The lieutenant’s face was white now with perspiration which was breaking out along his upper lip and his brow just below the hair line, and Yorke realized he must have seen some great injustice done – or perhaps he knew of too many mistakes that sank merchant ships and drowned men in the winter wastes of the North Atlantic.

‘The aristocrats of impregnability,’ Jemmy continued, ‘are the highest permanent civil servants in a ministry. They are the safest – they can gang up on a minister, but no one can gang up on
them
: they can’t be sacked – unless they’re pinched on a criminal charge – and all they need do is sit still, avoiding decisions, supping their char (in better quality cups as they get promotion), and then collect their pension. The temporary civil servants come next – the cream of the war dodgers, they are. What a future they have when the war ends!’

‘Don’t be so bitter at this time of the morning, Jemmy,’ Yorke said.

‘B-b-bitter!’ Jemmy stammered angrily. ‘I’m the only survivor from my last boat because of these bureaucratic buggers, and they gagged me at the court of inquiry. Too bloody secret to be talked about, so the president said. I was so angry they ordered a couple of Marines to march me out. Somehow Uncle heard about it and asked for me. Probably saved me from a court martial. Anyway, I got away with “an expression of Their Lordships’ displeasure”.’

‘The first of your collection?’

‘Yes. Uncle paid to have it framed by a Bond Street firm and gave it to me as a present. We had a formal presentation last month. Christ, it was a riot: he sent invitations to the Board Secretary, all the Board Members (including the Civil Lord) and that fellow Aneurin Bevan – who didn’t come, incidentally. He’d have had a fit if he’d known what he was missing!’

‘But Uncle…’ Yorke said lamely. ‘It’s a wonder they didn’t make him naval-officer-in-charge, Freetown, or Aden, or even liaison officer with the Russians in Archangel!’

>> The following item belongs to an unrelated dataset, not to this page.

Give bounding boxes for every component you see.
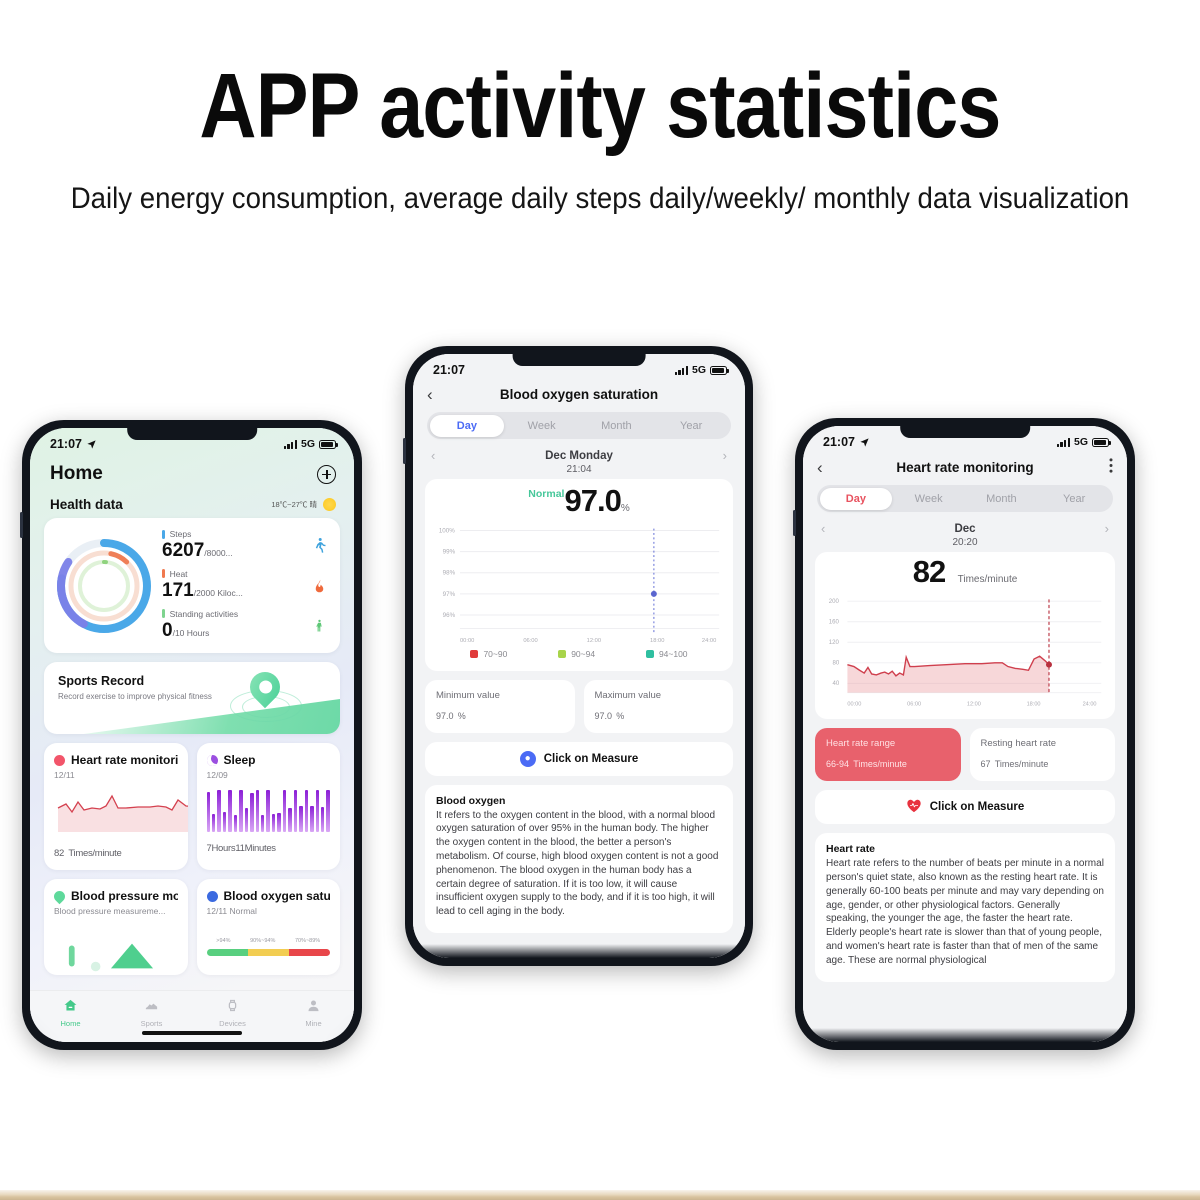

‘They daren’t,’ Jemmy said, cheering up. ‘For a start he’s brilliant and Winston knows it: Uncle is under orders to trot along to Winston once a month to report direct, with copies to the Board. When the First Sea Lord, old Dudley Pound Cake, made a moan about my presentation, Uncle said he was concerned that the gravity of the affair should be brought home to me, hence the ceremony!’

‘Uncle must be quite a lad!’

‘Uncle is quite a lad. Either he’s a future First Sea Lord, or he’ll be pensioned off the moment Winston stops being the PM. There’s no in-between. If you want a cuppa, incidentally, Uncle’s Wren secretary arranges it. She’s mine, by the way.’